Cambridgeshire churches unite against people trafficking

Young woman holding head in hand
Image caption Most women trafficked into Cambridgeshire are sexually exploited

A Christian organisation wants Cambridgeshire's churches to take joint action against people trafficking.

Cambridge Act For Justice has invited around 100 churches to send delegates to a seminar on Saturday evening.

Organiser Rachael Smith said: "We felt this was the right time to unite people to stand against human trafficking."

Between 2003 and 2010, 80 women from Cambridgeshire were referred to the Poppy Trust, the national organisation which supports trafficked women.

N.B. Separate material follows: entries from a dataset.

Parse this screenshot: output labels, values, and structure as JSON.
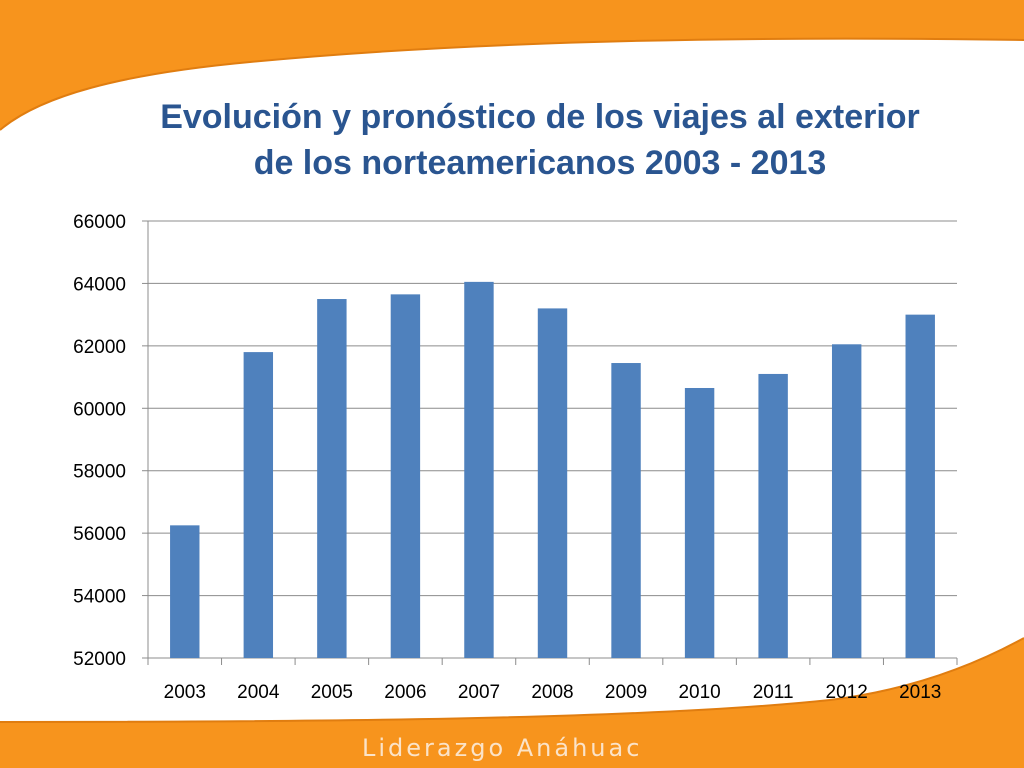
{
  "slide": {
    "title_line1": "Evolución y pronóstico de los viajes al exterior",
    "title_line2": "de los norteamericanos 2003 - 2013",
    "brand": "Liderazgo Anáhuac",
    "colors": {
      "orange": "#f7941d",
      "title": "#2a5590",
      "bar": "#4f81bd"
    }
  },
  "chart_data": {
    "type": "bar",
    "title": "Evolución y pronóstico de los viajes al exterior de los norteamericanos 2003 - 2013",
    "xlabel": "",
    "ylabel": "",
    "categories": [
      "2003",
      "2004",
      "2005",
      "2006",
      "2007",
      "2008",
      "2009",
      "2010",
      "2011",
      "2012",
      "2013"
    ],
    "values": [
      56250,
      61800,
      63500,
      63650,
      64050,
      63200,
      61450,
      60650,
      61100,
      62050,
      63000
    ],
    "ylim": [
      52000,
      66000
    ],
    "yticks": [
      "52000",
      "54000",
      "56000",
      "58000",
      "60000",
      "62000",
      "64000",
      "66000"
    ],
    "grid": true,
    "legend": "none"
  }
}
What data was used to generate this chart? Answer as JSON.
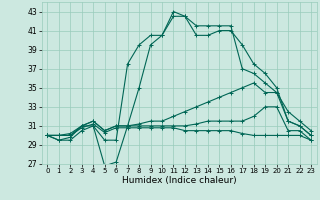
{
  "title": "",
  "xlabel": "Humidex (Indice chaleur)",
  "bg_color": "#cce8e0",
  "grid_color": "#99ccbb",
  "line_color": "#006655",
  "xlim": [
    -0.5,
    23.5
  ],
  "ylim": [
    27,
    44
  ],
  "yticks": [
    27,
    29,
    31,
    33,
    35,
    37,
    39,
    41,
    43
  ],
  "xticks": [
    0,
    1,
    2,
    3,
    4,
    5,
    6,
    7,
    8,
    9,
    10,
    11,
    12,
    13,
    14,
    15,
    16,
    17,
    18,
    19,
    20,
    21,
    22,
    23
  ],
  "series": [
    [
      30.0,
      29.5,
      29.5,
      30.5,
      31.0,
      26.8,
      27.2,
      31.0,
      35.0,
      39.5,
      40.5,
      43.0,
      42.5,
      40.5,
      40.5,
      41.0,
      41.0,
      39.5,
      37.5,
      36.5,
      35.0,
      31.5,
      31.0,
      30.0
    ],
    [
      30.0,
      29.5,
      29.8,
      31.0,
      31.0,
      29.5,
      29.5,
      37.5,
      39.5,
      40.5,
      40.5,
      42.5,
      42.5,
      41.5,
      41.5,
      41.5,
      41.5,
      37.0,
      36.5,
      35.5,
      34.5,
      32.5,
      31.5,
      30.5
    ],
    [
      30.0,
      30.0,
      30.2,
      31.0,
      31.5,
      30.5,
      31.0,
      31.0,
      31.2,
      31.5,
      31.5,
      32.0,
      32.5,
      33.0,
      33.5,
      34.0,
      34.5,
      35.0,
      35.5,
      34.5,
      34.5,
      31.5,
      31.0,
      30.0
    ],
    [
      30.0,
      30.0,
      30.0,
      31.0,
      31.5,
      30.5,
      31.0,
      31.0,
      31.0,
      31.0,
      31.0,
      31.0,
      31.0,
      31.2,
      31.5,
      31.5,
      31.5,
      31.5,
      32.0,
      33.0,
      33.0,
      30.5,
      30.5,
      29.5
    ],
    [
      30.0,
      30.0,
      30.0,
      30.8,
      31.2,
      30.3,
      30.8,
      30.8,
      30.8,
      30.8,
      30.8,
      30.8,
      30.5,
      30.5,
      30.5,
      30.5,
      30.5,
      30.2,
      30.0,
      30.0,
      30.0,
      30.0,
      30.0,
      29.5
    ]
  ],
  "marker": "+",
  "markersize": 3,
  "linewidth": 0.8
}
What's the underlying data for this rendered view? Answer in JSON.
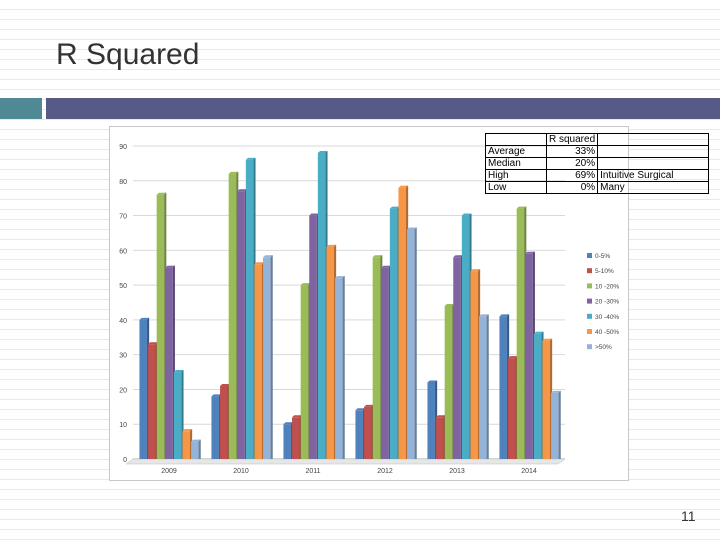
{
  "slide": {
    "title": "R Squared",
    "page_number": "11"
  },
  "r_table": {
    "header": [
      "",
      "R squared",
      ""
    ],
    "rows": [
      [
        "Average",
        "33%",
        ""
      ],
      [
        "Median",
        "20%",
        ""
      ],
      [
        "High",
        "69%",
        "Intuitive Surgical"
      ],
      [
        "Low",
        "0%",
        "Many"
      ]
    ]
  },
  "chart_data": {
    "type": "bar",
    "categories": [
      "2009",
      "2010",
      "2011",
      "2012",
      "2013",
      "2014"
    ],
    "ylim": [
      0,
      90
    ],
    "yticks": [
      0,
      10,
      20,
      30,
      40,
      50,
      60,
      70,
      80,
      90
    ],
    "legend_position": "right",
    "series": [
      {
        "name": "0-5%",
        "color": "#4f81bd",
        "values": [
          40,
          18,
          10,
          14,
          22,
          41
        ]
      },
      {
        "name": "5-10%",
        "color": "#c0504d",
        "values": [
          33,
          21,
          12,
          15,
          12,
          29
        ]
      },
      {
        "name": "10 -20%",
        "color": "#9bbb59",
        "values": [
          76,
          82,
          50,
          58,
          44,
          72
        ]
      },
      {
        "name": "20 -30%",
        "color": "#8064a2",
        "values": [
          55,
          77,
          70,
          55,
          58,
          59
        ]
      },
      {
        "name": "30 -40%",
        "color": "#4bacc6",
        "values": [
          25,
          86,
          88,
          72,
          70,
          36
        ]
      },
      {
        "name": "40 -50%",
        "color": "#f79646",
        "values": [
          8,
          56,
          61,
          78,
          54,
          34
        ]
      },
      {
        "name": ">50%",
        "color": "#95b3d7",
        "values": [
          5,
          58,
          52,
          66,
          41,
          19
        ]
      }
    ]
  }
}
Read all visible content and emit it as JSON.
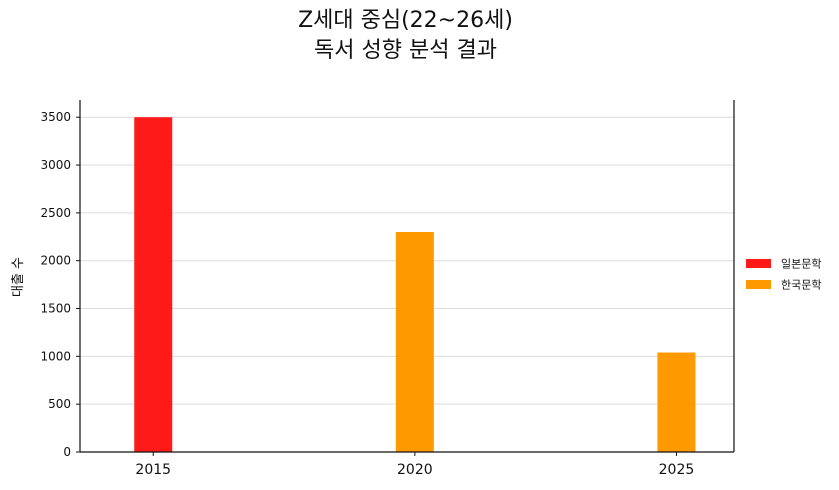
{
  "chart_data": {
    "type": "bar",
    "title_lines": [
      "Z세대 중심(22~26세)",
      "독서 성향 분석 결과"
    ],
    "xlabel": "",
    "ylabel": "대출 수",
    "x": [
      2015,
      2020,
      2025
    ],
    "ylim": [
      0,
      3680
    ],
    "yticks": [
      0,
      500,
      1000,
      1500,
      2000,
      2500,
      3000,
      3500
    ],
    "grid": "horizontal",
    "legend_position": "right",
    "series": [
      {
        "name": "일본문학",
        "color": "#ff1a1a",
        "values": [
          3500,
          0,
          0
        ]
      },
      {
        "name": "한국문학",
        "color": "#ff9900",
        "values": [
          0,
          2300,
          1040
        ]
      }
    ]
  }
}
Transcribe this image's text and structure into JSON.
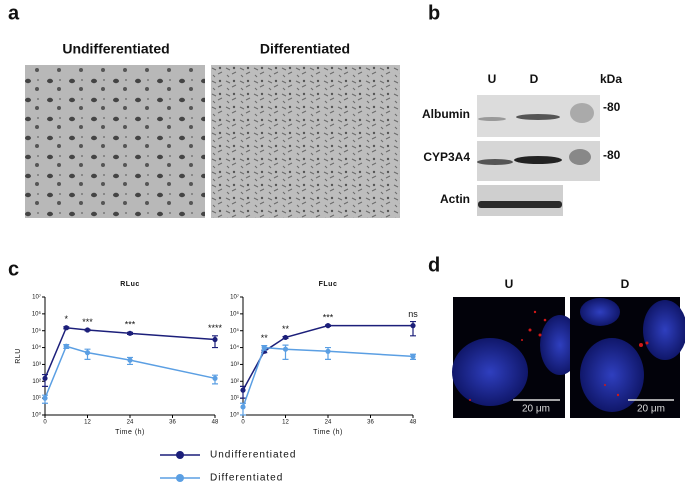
{
  "panels": {
    "a": "a",
    "b": "b",
    "c": "c",
    "d": "d"
  },
  "panel_a": {
    "left_label": "Undifferentiated",
    "right_label": "Differentiated"
  },
  "panel_b": {
    "lanes": [
      "U",
      "D"
    ],
    "unit": "kDa",
    "rows": [
      "Albumin",
      "CYP3A4",
      "Actin"
    ],
    "markers": [
      "-80",
      "-80"
    ]
  },
  "panel_d": {
    "left_label": "U",
    "right_label": "D",
    "scale_bar": "20 μm"
  },
  "chart_data": [
    {
      "type": "line",
      "title": "RLuc",
      "ylabel": "RLU",
      "xlabel": "Time (h)",
      "log_y": true,
      "x": [
        0,
        6,
        12,
        24,
        48
      ],
      "xlim": [
        0,
        48
      ],
      "xticks": [
        0,
        12,
        24,
        36,
        48
      ],
      "ylim": [
        1,
        10000000
      ],
      "yticks": [
        {
          "value": 1,
          "label": "10⁰"
        },
        {
          "value": 10,
          "label": "10¹"
        },
        {
          "value": 100,
          "label": "10²"
        },
        {
          "value": 1000,
          "label": "10³"
        },
        {
          "value": 10000,
          "label": "10⁴"
        },
        {
          "value": 100000,
          "label": "10⁵"
        },
        {
          "value": 1000000,
          "label": "10⁶"
        },
        {
          "value": 10000000,
          "label": "10⁷"
        }
      ],
      "series": [
        {
          "name": "Undifferentiated",
          "color": "#1c1f7a",
          "values": [
            150,
            150000,
            110000,
            70000,
            30000
          ],
          "errors": [
            100,
            20000,
            10000,
            10000,
            20000
          ]
        },
        {
          "name": "Differentiated",
          "color": "#5b9fe3",
          "values": [
            10,
            12000,
            5000,
            1800,
            150
          ],
          "errors": [
            5,
            3000,
            3000,
            800,
            80
          ]
        }
      ],
      "annotations": [
        {
          "x": 6,
          "text": "*"
        },
        {
          "x": 12,
          "text": "***"
        },
        {
          "x": 24,
          "text": "***"
        },
        {
          "x": 48,
          "text": "****"
        }
      ]
    },
    {
      "type": "line",
      "title": "FLuc",
      "xlabel": "Time (h)",
      "log_y": true,
      "x": [
        0,
        6,
        12,
        24,
        48
      ],
      "xlim": [
        0,
        48
      ],
      "xticks": [
        0,
        12,
        24,
        36,
        48
      ],
      "ylim": [
        1,
        10000000
      ],
      "yticks": [
        {
          "value": 1,
          "label": "10⁰"
        },
        {
          "value": 10,
          "label": "10¹"
        },
        {
          "value": 100,
          "label": "10²"
        },
        {
          "value": 1000,
          "label": "10³"
        },
        {
          "value": 10000,
          "label": "10⁴"
        },
        {
          "value": 100000,
          "label": "10⁵"
        },
        {
          "value": 1000000,
          "label": "10⁶"
        },
        {
          "value": 10000000,
          "label": "10⁷"
        }
      ],
      "series": [
        {
          "color": "#1c1f7a",
          "values": [
            30,
            6000,
            40000,
            200000,
            200000
          ],
          "errors": [
            20,
            1000,
            5000,
            20000,
            150000
          ]
        },
        {
          "color": "#5b9fe3",
          "values": [
            3,
            10000,
            8000,
            6000,
            3000
          ],
          "errors": [
            2,
            3000,
            6000,
            4000,
            1000
          ]
        }
      ],
      "annotations": [
        {
          "x": 6,
          "text": "**"
        },
        {
          "x": 12,
          "text": "**"
        },
        {
          "x": 24,
          "text": "***"
        },
        {
          "x": 48,
          "text": "ns"
        }
      ]
    }
  ]
}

This was the third highest number of women referred to the trust in the UK.

'Sexual exploitation'

Bex Keer from Stop the Traffik, a national organisation which campaigns to stop the sale of humans, said: "This [third] highest referrals, they're for women who've been trafficked for sexual exploitation.

"Unfortunately that means in Cambridgeshire there is a demand for buying sex from women. Maybe communities, because they don't know what trafficking is, [are] not creating an environment that is hostile for trafficking."

In 2007, Cambridgeshire police investigating the sex trade said they believed there were up to 100 brothels in the county.

The former Chief Constable, Julie Spence, linked the brothels to the an influx of migrant workers.

However, men are also the victims of people trafficking.

Ben Cooley is the chief executive officer of Hope for Justice, which also campaigns to eradicate human trafficking.

He said: "We dealt with a case a few weeks ago where a group of 13 were brought into this country for the purpose of forced labour.

"Children and men were made to work in devastating conditions and given £15 a week to survive on."

Cambridge Act for Justice and Cambridge Community Church are jointly organising the seminar.

Ms Keer welcomed the seminar and said: "This should help raise awareness, and increase understanding of what trafficking is.

"It's happening in Cambridgeshire, in our communities, next door to us, in our streets.

"When we are able to see it, we can respond appropriately which means we should report that to our local police force."

The seminar is on Saturday 15 October at C3 Centre, Coldham's Lane in Cambridge at 19:45 BST.